No upfront cost promise

David SalvaireSound Telegraph
Federal Education Minister Simon Birmingham addresses the media in Armadale back in May, 2017.
Camera IconFederal Education Minister Simon Birmingham addresses the media in Armadale back in May, 2017. Credit: The West Australian, Nic Ellis.

Federal Education Minister Simon Birmingham has moved to allay fears over the impact the Government’s university reforms will have on students in Rockingham.

Mr Birmingham told the Telegraph there would be no upfront costs to Murdoch University’s On Track program, a 14-week preparation course which allows successful students to apply directly for undergraduate degrees.

Last week concerns were raised by Brand MP Madeleine King and Murdoch University provost Andrew Taggart that any charge to On Track program would drive potential students away.

But Mr Birmingham said the reforms package, which is before the Senate, would bring the program into line with other university fee models.

“There’s no upfront cost for enabling courses and those students will be treated exactly the same as their peers doing other courses at university where the student loan program applies,” he said.

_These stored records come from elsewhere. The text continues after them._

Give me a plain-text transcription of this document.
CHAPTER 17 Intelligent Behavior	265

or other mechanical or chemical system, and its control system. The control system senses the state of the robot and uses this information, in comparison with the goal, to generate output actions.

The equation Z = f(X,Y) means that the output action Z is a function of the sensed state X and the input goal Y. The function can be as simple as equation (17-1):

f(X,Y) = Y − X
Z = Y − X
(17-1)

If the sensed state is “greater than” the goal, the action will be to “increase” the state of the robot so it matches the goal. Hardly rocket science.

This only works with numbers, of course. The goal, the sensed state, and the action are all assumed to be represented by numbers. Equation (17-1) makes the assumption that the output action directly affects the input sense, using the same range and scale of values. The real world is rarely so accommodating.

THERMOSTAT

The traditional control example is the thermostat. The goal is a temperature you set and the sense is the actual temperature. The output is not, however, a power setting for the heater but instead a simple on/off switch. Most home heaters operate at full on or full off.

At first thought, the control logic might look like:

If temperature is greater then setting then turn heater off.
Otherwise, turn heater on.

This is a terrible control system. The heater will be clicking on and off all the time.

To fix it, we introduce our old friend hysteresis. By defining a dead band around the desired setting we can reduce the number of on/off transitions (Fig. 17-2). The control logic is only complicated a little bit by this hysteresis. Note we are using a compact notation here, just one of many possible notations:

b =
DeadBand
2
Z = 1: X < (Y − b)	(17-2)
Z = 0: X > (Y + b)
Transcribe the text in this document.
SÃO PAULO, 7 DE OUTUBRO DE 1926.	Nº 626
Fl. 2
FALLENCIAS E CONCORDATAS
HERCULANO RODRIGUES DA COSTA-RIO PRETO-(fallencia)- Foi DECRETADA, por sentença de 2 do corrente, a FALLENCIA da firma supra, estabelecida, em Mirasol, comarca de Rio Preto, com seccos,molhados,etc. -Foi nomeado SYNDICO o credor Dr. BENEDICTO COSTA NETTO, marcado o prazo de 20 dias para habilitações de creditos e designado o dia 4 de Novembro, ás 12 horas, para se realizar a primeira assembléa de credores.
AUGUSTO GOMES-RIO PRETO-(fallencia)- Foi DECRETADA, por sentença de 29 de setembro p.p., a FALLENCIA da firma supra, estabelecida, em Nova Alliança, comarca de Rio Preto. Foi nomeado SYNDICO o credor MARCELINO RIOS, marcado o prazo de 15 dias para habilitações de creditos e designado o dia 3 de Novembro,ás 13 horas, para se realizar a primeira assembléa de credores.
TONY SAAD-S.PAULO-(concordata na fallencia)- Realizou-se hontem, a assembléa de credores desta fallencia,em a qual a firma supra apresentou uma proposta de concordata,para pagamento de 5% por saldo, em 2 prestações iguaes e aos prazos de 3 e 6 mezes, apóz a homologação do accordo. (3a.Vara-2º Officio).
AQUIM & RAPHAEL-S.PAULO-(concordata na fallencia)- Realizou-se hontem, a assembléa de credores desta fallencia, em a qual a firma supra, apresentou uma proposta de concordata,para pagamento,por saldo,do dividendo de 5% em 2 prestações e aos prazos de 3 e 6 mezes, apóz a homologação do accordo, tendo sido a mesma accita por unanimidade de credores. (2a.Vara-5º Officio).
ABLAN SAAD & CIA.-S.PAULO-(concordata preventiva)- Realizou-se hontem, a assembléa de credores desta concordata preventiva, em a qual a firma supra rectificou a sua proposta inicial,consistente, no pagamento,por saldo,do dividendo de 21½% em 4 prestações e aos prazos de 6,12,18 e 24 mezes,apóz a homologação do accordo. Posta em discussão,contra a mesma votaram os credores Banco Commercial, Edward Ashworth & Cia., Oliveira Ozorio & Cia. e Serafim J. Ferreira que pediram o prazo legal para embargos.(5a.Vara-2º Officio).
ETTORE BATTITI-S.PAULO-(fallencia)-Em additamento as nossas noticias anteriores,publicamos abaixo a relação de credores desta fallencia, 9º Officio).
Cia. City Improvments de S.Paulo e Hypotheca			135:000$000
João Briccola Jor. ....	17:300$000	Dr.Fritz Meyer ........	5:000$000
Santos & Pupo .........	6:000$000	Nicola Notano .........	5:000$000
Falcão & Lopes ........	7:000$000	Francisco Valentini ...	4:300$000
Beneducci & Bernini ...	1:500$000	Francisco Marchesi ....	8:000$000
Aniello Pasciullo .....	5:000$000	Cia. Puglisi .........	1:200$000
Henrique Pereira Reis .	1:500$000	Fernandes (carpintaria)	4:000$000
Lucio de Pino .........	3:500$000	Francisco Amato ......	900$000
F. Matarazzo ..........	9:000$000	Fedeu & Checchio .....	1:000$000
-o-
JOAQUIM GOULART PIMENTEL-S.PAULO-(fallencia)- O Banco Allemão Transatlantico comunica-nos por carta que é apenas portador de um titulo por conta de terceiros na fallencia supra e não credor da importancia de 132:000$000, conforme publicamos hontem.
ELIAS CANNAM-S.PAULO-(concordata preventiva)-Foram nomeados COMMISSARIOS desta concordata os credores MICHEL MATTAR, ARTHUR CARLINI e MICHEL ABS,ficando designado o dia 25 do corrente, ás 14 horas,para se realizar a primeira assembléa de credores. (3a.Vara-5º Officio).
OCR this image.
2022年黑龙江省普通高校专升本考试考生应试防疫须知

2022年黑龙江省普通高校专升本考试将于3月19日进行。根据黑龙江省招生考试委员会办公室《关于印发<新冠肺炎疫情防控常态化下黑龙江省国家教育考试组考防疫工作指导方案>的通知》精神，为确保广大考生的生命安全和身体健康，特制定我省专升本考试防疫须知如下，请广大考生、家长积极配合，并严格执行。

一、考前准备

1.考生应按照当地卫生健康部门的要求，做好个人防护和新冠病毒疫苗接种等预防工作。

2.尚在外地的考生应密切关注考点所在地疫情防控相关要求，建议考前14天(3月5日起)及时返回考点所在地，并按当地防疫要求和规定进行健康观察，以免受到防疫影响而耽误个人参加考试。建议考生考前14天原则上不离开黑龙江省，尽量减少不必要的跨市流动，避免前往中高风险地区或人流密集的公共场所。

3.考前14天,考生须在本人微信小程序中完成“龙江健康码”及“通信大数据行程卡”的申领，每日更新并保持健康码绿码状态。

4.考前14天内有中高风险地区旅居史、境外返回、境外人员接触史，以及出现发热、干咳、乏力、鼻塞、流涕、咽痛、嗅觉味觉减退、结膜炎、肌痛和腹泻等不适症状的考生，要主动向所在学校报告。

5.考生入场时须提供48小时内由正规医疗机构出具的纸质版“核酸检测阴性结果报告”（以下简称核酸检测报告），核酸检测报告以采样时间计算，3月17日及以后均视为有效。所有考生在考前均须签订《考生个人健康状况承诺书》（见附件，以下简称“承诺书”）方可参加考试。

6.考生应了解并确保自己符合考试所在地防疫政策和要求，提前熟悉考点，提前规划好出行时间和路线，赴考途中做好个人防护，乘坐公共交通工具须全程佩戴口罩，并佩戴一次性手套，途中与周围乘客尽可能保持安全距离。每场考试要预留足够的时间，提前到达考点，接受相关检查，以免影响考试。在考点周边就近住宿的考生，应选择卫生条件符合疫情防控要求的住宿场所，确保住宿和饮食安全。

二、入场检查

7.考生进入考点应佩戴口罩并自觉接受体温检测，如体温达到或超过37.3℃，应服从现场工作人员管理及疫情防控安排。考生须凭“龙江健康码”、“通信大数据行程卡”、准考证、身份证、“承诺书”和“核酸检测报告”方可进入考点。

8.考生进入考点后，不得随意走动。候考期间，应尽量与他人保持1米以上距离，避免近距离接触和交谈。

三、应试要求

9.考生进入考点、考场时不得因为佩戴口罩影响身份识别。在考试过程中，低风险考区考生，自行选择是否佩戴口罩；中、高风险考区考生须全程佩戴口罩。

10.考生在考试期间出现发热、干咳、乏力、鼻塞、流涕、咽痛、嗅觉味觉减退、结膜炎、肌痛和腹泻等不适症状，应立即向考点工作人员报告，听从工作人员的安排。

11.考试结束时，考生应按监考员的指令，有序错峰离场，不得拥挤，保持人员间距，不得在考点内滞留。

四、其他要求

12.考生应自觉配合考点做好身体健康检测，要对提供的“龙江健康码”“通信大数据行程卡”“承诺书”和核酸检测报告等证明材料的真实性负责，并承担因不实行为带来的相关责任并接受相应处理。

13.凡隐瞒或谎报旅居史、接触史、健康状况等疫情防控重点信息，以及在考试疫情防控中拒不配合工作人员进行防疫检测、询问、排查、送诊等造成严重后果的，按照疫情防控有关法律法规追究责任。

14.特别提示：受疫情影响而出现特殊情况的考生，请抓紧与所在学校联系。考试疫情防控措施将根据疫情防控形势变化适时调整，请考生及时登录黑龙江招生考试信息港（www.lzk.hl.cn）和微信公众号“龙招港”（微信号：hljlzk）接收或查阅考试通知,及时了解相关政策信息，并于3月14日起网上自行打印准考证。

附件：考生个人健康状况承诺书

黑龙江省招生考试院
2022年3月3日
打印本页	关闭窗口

“Taxpayer funding for universities has grown at twice the rate of the economy since 2009. Our reforms still see university teaching revenue grow by a further 23 per cent over the forward estimates, just at a more sustainable trajectory to ensure the ongoing viability of ... funding and access.

“We’re expanding the demand-driven system and the taxpayer-funded student loan program to sub-bachelor courses where they translate into further qualifications and align with industry needs while ensuring that enabling places go to the institutions with the best record of helping students succeed.”

So far this year 90 students have enrolled in the On Track program at Murdoch University’s Rockingham campus, while more than 380 have enrolled Statewide.